Eine kleine Ausstellung im Visitor Center gab dann Aufschluss über die Geschichte des Fundortes.
Die 40 Meilen nach Del Rio, eine Ortschaft an der Mexikanischen Grenze von ca. 35'000 Einwohner, wiesen fast keinen Verkehr auf. Nachdem ich wieder die Gelegenheit nutzte, ins mir wohlbekannte Planet Fitness zu gehen, traf ich Luzia und Geri danach im Parkplatz von Walmart, wo wir dann auch die Nacht verbrachten. Es gab sogar ausgewiesene Parkplätze für Wohnmobile und Lastwagen, was ich bisher noch in keinem Walmart gesehen hatte.
Am nächsten Tag machten wir wieder einen gemeinsamen Ausflug mit den Fahrräder über die Grenze zur Mexikanischen Stadt Ciudad Acuña. Wiederum war es ein Grenzort, der nichts Besonderes bot, ausser Mexikanische Spezialitäten, die wir in einem uns empfohlenen Restaurant genossen.
Die darauffolgende Nacht verbrachten wir gemeinsam wieder zurück in den USA in einem wenig besuchten campground in der Amistad Recreation Area bei Del Rio, wo wir dann den ersten Kaltlufteinbruch erlebten: über Nacht fielen dann die Temperaturen um ca. 20 Grad!

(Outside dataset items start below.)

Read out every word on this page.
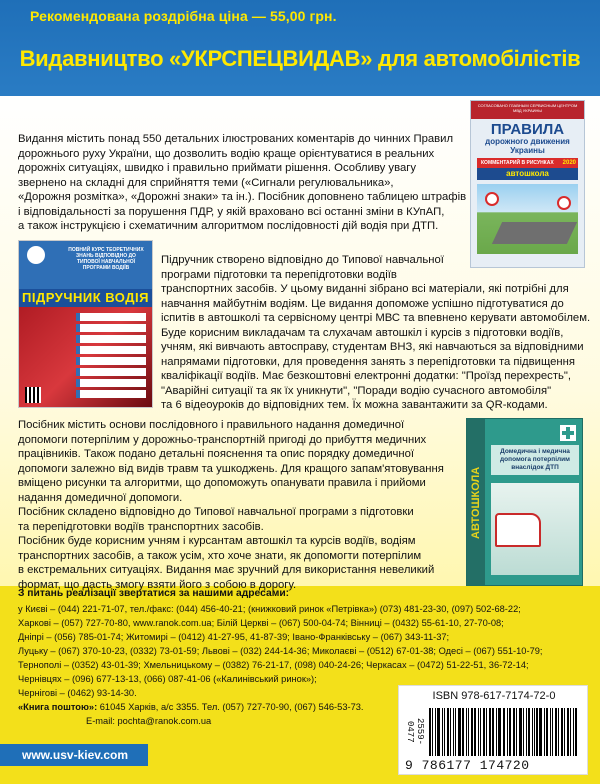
Рекомендована роздрібна ціна — 55,00 грн.
Видавництво «УКРСПЕЦВИДАВ» для автомобілістів
СОГЛАСОВАНО ГЛАВНЫМ СЕРВИСНЫМ ЦЕНТРОМ МВД УКРАИНЫ
ПРАВИЛА
дорожного движения Украины
КОММЕНТАРИЙ В РИСУНКАХ 2020
автошкола
Видання містить понад 550 детальних ілюстрованих коментарів до чинних Правил
дорожнього руху України, що дозволить водію краще орієнтуватися в реальних
дорожніх ситуаціях, швидко і правильно приймати рішення. Особливу увагу
звернено на складні для сприйняття теми («Сигнали регулювальника»,
«Дорожня розмітка», «Дорожні знаки» та ін.). Посібник доповнено таблицею штрафів
і відповідальності за порушення ПДР, у якій враховано всі останні зміни в КУпАП,
а також інструкцією і схематичним алгоритмом послідовності дій водія при ДТП.
ПОВНИЙ КУРС ТЕОРЕТИЧНИХ ЗНАНЬ ВІДПОВІДНО ДО ТИПОВОЇ НАВЧАЛЬНОЇ ПРОГРАМИ ВОДІЇВ
ПІДРУЧНИК ВОДІЯ
Підручник створено відповідно до Типової навчальної
програми підготовки та перепідготовки водіїв
транспортних засобів. У цьому виданні зібрано всі матеріали, які потрібні для
навчання майбутнім водіям. Це видання допоможе успішно підготуватися до
іспитів в автошколі та сервісному центрі МВС та впевнено керувати автомобілем.
Буде корисним викладачам та слухачам автошкіл і курсів з підготовки водіїв,
учням, які вивчають автосправу, студентам ВНЗ, які навчаються за відповідними
напрямами підготовки, для проведення занять з перепідготовки та підвищення
кваліфікації водіїв. Має безкоштовні електронні додатки: "Проїзд перехресть",
"Аварійні ситуації та як їх уникнути", "Поради водію сучасного автомобіля"
та 6 відеоуроків до відповідних тем. Їх можна завантажити за QR-кодами.
АВТОШКОЛА
Домедична і медична допомога потерпілим внаслідок ДТП
Посібник містить основи послідовного і правильного надання домедичної
допомоги потерпілим у дорожньо-транспортній пригоді до прибуття медичних
працівників. Також подано детальні пояснення та опис порядку домедичної
допомоги залежно від видів травм та ушкоджень. Для кращого запам'ятовування
вміщено рисунки та алгоритми, що допоможуть опанувати правила і прийоми
надання домедичної допомоги.
Посібник складено відповідно до Типової навчальної програми з підготовки
та перепідготовки водіїв транспортних засобів.
Посібник буде корисним учням і курсантам автошкіл та курсів водіїв, водіям
транспортних засобів, а також усім, хто хоче знати, як допомогти потерпілим
в екстремальних ситуаціях. Видання має зручний для використання невеликий
формат, що дасть змогу взяти його з собою в дорогу.
З питань реалізації звертатися за нашими адресами:
у Києві – (044) 221-71-07, тел./факс: (044) 456-40-21; (книжковий ринок «Петрівка») (073) 481-23-30, (097) 502-68-22;
Харкові – (057) 727-70-80, www.ranok.com.ua; Білій Церкві – (067) 500-04-74; Вінниці – (0432) 55-61-10, 27-70-08;
Дніпрі – (056) 785-01-74; Житомирі – (0412) 41-27-95, 41-87-39; Івано-Франківську – (067) 343-11-37;
Луцьку – (067) 370-10-23, (0332) 73-01-59; Львові – (032) 244-14-36; Миколаєві – (0512) 67-01-38; Одесі – (067) 551-10-79;
Тернополі – (0352) 43-01-39; Хмельницькому – (0382) 76-21-17, (098) 040-24-26; Черкасах – (0472) 51-22-51, 36-72-14;
Чернівцях – (096) 677-13-13, (066) 087-41-06 («Калинівський ринок»);
Чернігові – (0462) 93-14-30.
«Книга поштою»: 61045 Харків, а/с 3355. Тел. (057) 727-70-90, (067) 546-53-73.
E-mail: pochta@ranok.com.ua
ISBN 978-617-7174-72-0
2559-0477
9 786177 174720
www.usv-kiev.com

Nach einem Kaffee im nahegelegenen Café del Sol trennten sich unsere Wege: Luzia und Geri fuhren weiter Richtung Norden und ich beschloss noch eine Nacht am gleichen Ort zu verbringen um den vorausgesagten Niederschlag abzuwettern. Und der kam in der Nacht in Form von Eisregen, sodass die Landschaft sich mit einem weissen Kleid am nächsten Morgen zeigte, welches sich jedoch um eine harte Eisschicht handelte. Die Temperatur erreichte nochmals einen Tiefpunkt: -4°C!
Am Sonntag den 25. packte ich nochmals die Gelegenheit ins Gym zu gehen und machte einen kurzen Ausflug zum Amistad-Stausee, der einen niedrigen Wasserstand, so wie die meisten Stauseen im Südwesten der USA, aufwies.
Am nächsten morgen machte ich mich auf die über 110 Meilen lange Fahrt zum Garner State Park, nicht bevor ich noch eine wieder verbrauchte Gasflasche (für die Heizung) auffüllen lies.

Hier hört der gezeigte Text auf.